Japan Prays on 5th Anniversary of Tsunami

Parts of ravaged coast are coming back to life
By Newser Editors and Wire Services
Posted Mar 11, 2016 1:00 AM CST
Japan Prays on 5th Anniversary of Tsunami
A man prays in front of the skeletal remains of the former disaster prevention center in Minamisanriku, Miyagi prefecture, northern Japan, on Friday.   (Yusuke Ogata)

Japanese gathered in Tokyo and along the country's ravaged northeast coast to observe a moment of silence at 2:46pm Friday, exactly five years after a magnitude-9.0 earthquake struck offshore and triggered a devastating tsunami that killed more than 18,000 people. Some teared up as they held hands or bowed their heads in prayer on a chilly afternoon in northern Japan. Japanese Emperor Akihito, Empress Michiko, and Prime Minister Shinzo Abe, all in formalwear, led an annual ceremony in Tokyo attended by officials and survivors. Abe has pledged to bolster reconstruction work ahead of the 2020 Tokyo Olympics and to rush decontamination work in irradiated areas near the tsunami-wrecked Fukushima nuclear plant to allow more residents to return home.

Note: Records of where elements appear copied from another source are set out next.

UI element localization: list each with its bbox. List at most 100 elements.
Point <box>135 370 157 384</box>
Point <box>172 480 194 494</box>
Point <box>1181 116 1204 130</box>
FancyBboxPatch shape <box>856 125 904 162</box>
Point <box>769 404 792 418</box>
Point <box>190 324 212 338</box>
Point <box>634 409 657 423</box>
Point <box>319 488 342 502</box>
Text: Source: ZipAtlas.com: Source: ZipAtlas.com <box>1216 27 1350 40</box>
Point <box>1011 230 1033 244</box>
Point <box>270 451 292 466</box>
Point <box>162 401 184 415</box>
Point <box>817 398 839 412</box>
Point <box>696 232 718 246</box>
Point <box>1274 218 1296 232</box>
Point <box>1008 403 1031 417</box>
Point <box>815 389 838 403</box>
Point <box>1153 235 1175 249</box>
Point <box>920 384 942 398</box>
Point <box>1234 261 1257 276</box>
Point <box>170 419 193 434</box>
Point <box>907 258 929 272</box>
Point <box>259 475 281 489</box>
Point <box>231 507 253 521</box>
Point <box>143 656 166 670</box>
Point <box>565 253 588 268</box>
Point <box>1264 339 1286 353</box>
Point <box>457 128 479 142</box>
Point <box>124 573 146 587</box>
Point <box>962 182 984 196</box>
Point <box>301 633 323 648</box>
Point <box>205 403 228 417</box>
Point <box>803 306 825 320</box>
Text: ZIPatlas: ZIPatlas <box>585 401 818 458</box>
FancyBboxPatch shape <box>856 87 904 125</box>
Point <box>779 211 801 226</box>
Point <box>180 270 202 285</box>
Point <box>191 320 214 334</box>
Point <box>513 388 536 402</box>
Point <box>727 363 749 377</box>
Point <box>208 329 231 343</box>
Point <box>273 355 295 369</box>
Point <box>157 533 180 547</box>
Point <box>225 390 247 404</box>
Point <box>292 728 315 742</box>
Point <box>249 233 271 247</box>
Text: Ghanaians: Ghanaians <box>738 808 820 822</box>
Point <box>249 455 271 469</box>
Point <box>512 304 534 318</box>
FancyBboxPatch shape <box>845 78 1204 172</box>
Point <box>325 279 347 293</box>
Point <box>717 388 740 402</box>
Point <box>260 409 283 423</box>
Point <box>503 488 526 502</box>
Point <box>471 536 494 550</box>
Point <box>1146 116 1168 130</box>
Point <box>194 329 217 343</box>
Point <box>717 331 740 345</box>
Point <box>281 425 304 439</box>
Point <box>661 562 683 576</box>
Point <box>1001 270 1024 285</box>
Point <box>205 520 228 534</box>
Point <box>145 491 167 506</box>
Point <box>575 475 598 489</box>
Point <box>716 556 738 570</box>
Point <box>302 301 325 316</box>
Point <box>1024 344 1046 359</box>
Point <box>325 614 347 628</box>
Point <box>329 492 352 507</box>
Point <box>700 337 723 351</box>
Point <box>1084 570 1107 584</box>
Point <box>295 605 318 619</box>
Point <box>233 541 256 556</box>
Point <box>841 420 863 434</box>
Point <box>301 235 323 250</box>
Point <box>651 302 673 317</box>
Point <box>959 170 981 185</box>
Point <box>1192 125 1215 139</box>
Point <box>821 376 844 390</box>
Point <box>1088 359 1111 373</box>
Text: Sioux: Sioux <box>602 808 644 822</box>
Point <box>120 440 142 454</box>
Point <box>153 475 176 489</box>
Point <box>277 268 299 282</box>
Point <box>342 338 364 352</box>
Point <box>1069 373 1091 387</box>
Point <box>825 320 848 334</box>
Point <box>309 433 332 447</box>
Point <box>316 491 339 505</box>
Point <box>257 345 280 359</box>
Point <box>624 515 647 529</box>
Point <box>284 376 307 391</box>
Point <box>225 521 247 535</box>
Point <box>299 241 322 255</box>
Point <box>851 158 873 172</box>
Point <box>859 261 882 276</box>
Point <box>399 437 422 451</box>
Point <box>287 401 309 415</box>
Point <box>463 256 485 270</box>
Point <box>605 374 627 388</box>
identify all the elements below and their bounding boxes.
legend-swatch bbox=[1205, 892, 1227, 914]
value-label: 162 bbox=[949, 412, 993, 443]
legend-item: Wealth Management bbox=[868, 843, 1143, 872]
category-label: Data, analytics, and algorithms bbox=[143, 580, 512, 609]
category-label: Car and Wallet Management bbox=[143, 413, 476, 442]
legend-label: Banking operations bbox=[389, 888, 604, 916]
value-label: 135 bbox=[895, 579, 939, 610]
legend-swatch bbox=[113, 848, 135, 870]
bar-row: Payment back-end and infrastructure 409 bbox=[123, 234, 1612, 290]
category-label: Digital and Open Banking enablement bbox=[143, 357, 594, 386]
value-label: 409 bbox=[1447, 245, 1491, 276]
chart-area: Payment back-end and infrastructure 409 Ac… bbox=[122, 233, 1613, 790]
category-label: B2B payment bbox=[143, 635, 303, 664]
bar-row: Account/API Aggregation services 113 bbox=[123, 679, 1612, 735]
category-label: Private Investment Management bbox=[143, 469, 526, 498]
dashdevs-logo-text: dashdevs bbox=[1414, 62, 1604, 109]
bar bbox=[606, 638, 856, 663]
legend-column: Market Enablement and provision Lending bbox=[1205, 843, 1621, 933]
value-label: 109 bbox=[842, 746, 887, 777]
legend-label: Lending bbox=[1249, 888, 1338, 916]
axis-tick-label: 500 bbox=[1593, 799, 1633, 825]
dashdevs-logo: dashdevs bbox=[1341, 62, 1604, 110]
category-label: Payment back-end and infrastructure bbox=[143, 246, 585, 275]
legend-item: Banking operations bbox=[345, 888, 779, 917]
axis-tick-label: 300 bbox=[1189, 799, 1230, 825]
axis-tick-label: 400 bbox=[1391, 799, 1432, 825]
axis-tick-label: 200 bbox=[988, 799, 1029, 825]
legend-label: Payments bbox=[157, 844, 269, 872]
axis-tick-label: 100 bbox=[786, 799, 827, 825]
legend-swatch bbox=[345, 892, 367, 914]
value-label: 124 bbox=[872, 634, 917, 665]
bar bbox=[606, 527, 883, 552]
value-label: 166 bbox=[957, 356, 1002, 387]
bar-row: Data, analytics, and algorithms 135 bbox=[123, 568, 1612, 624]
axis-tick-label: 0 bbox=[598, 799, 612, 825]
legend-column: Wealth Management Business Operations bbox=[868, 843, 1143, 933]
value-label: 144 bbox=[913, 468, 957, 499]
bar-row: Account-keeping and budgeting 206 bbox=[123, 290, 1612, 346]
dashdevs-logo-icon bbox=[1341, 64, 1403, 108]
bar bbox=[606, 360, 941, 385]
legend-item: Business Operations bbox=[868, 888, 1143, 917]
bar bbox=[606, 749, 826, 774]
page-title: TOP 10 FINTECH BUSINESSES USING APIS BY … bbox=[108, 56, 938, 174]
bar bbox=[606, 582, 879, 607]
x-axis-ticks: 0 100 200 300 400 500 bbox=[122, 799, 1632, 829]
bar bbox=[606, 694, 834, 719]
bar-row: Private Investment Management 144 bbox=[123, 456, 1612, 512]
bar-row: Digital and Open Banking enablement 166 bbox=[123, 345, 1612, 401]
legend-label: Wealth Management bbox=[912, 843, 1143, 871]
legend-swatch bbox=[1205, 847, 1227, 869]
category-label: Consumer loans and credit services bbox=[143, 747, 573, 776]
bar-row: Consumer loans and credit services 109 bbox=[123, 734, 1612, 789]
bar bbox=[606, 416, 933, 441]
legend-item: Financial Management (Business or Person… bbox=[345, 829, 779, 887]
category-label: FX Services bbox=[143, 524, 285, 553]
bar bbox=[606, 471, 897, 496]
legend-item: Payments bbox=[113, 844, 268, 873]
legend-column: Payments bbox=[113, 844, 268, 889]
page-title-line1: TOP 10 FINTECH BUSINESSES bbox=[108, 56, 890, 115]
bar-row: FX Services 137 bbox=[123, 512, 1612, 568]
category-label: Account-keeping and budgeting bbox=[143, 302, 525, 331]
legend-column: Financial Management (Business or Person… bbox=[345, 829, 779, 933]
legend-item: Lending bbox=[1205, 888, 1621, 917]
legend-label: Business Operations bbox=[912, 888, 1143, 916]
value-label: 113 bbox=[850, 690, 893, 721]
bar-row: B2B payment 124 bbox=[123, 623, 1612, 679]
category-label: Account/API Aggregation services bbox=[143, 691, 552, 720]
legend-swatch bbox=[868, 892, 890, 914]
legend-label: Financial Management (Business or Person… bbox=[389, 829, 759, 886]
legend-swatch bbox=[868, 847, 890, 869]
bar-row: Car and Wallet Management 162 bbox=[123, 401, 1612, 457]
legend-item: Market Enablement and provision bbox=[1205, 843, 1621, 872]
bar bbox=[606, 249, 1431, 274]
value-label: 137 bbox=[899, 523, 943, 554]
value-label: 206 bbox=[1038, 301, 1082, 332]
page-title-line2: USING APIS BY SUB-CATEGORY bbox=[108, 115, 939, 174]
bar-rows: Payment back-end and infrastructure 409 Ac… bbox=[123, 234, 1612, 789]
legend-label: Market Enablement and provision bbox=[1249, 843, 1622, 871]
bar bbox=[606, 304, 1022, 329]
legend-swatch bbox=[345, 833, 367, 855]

Much of the Tohoku coast hit by the disaster remains empty except for mounds of dirt brought in to raise the ground level to minimize risks from future tsunamis before any rebuilding is done. Masaki Kamei, a doctor from Tokyo who has been visiting disaster-hit areas every year, senses life is coming back. "What's different this year compared to last year is fishermen have already gone out fishing by dawn ... and towns are already bustling about going on with their business," he tells the AP. "There is an expression: the hammering sound of reconstruction. That's how I feel, I sense the emphasis has shifted." (Last fall, a ghost town once home to 7,400 people was given the all-clear.)